One day Merle Haggard and Johnny Cash were reminiscing about Cash’s first prison concert at San Quentin in 1958. When Haggard told Cash he enjoyed the show, Cash said he couldn’t remember him being on the bill that day.

Haggard replied, “I was in the audience, Johnny."

Merle Haggard was about as country as it gets. He grew up in a home made from a boxcar with a father who toiled on California’s cotton farms during the 1940s. At age 20, after a conviction for armed robbery, Merle was transferred to San Quentin prison when he botched an escape attempt from Bakersfield Jail.

While in San Quentin he started an illegal brewing operation and subsequently spent seven days in solitary confinement. This experience led Haggard to be “scared straight.” He went on to be one of the most prolific singers and songwriters in the history of country music.

Yesterday, Merle passed away surrounded by family and friends on his tour bus, where he had asked to spend his final days.

In today’s world of Top 40 country it’s all too common to hear music that is essentially hair metal with a fiddle player, and lyrical content that is uncompromisingly dominated by the words “truck, beer, jeans, moonlight, and girl.”

Merle was the real deal, but to be fair he embraced his fair share country clichés. If you took a typical album of his, it may go something like this:

A song about prison.
A song about truck driving.
A song about prison.
A song about heartbreak.
A song about drinking.
A song about lovin’.
Another song about prison.

However, Haggard had a more nuanced type of working-man redneck ethos than one might normally associate with a country singer. Take his most famous song, “Okie From Muskogee”, which was perceived as an anti-counterculture anthem in the Vietnam era.

Singing about his father’s hometown, Haggard claimed:

“We don’t smoke marijuana in Muskogee;
We don’t take no trips on LSD
We don’t burn no draft cards down on Main Street;
We like livin’ right and bein’ free.”




While personal interpretations of the song are always up for debate, Haggard has maintained through the years that Okie is a satirical look at the radically divided America that existed during the 1960s.

While conservative values such as the rejection of welfare in favor of self-sufficiency were common themes in his songs, his worldview still included a special empathy for the working class, abused, and otherwise downtrodden. Especially prisoners.

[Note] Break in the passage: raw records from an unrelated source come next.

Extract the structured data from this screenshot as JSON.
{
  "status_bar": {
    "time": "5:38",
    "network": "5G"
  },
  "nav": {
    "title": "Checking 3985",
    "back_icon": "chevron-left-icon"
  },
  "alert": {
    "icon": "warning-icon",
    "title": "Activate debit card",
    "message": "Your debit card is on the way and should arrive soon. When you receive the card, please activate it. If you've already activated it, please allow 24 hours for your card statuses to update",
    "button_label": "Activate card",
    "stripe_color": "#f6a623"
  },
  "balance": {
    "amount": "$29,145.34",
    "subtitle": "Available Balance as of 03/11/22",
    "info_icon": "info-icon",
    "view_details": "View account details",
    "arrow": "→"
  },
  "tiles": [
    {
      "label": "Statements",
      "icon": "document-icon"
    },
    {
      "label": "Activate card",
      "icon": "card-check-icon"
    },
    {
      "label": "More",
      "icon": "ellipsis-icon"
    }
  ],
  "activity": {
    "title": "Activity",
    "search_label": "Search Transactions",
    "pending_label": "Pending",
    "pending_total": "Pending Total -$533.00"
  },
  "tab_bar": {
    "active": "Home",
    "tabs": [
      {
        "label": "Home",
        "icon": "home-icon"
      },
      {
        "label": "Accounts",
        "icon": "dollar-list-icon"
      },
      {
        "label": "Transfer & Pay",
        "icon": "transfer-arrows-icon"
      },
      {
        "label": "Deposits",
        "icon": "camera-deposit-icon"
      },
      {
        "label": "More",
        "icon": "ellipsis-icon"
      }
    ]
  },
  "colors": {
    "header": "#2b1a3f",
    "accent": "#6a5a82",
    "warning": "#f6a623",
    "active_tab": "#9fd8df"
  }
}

One of his most personal tunes, “Sing Me Back Home”, is a painful recollection of his experience singing a last request for a fellow San Quentin inmate during their walk down death row. “Branded Man” embodies the difficulty ex-convicts face trying to reintegrate into society after being released from prison.



Other songs that Haggard wrote were so outside the accepted realm of country music that his labels refused to release them. After the success of “Okie from Muskogee” in 1969 Haggard wanted to release “Irma Jackson”, a love song denouncing the racism that made interracial marriages taboo in the US.

Capitol Records wanted to maintain Haggard’s conservative image, and made him release the nationalistic romper “The Fightin’ Side of Me” instead. "Irma Jackson" was put out later as a deep cut on the 1972 album Let Me Tell You About A Song



As the years rolled on, Haggard continued to tell it like he saw it, rough edges and all. In 1978 he wrote the woefully stereotypical, but still poignant “The Immigrant.” In it, he admires Mexican immigrants who come to the US to work while lambasting the racists who use foreign labor while it's convenient and then call for the deportation of those same immigrants “until they need them again.”

In 2005 Merle penned what is perhaps the only song about prioritizing infrastructure spending in US. Despite the fact that it shares the same name as the paleoconservative political party, the song titled “America First” challenges the then George W. Bush administration to leave Iraq, abandon jingoism, and address the “highways and bridges fallin’ apart.”

Whether he was bashing hippies, calling out racism, praising soldiers, or protesting war, Merle Haggard always held his ground as one of country music's true independent voices. The heartfelt style and wry wit that Merle brought to his music will be sorely missed.

But rest assured, wherever he is now, he’s rolling one up in anticipation of Willie’s arrival.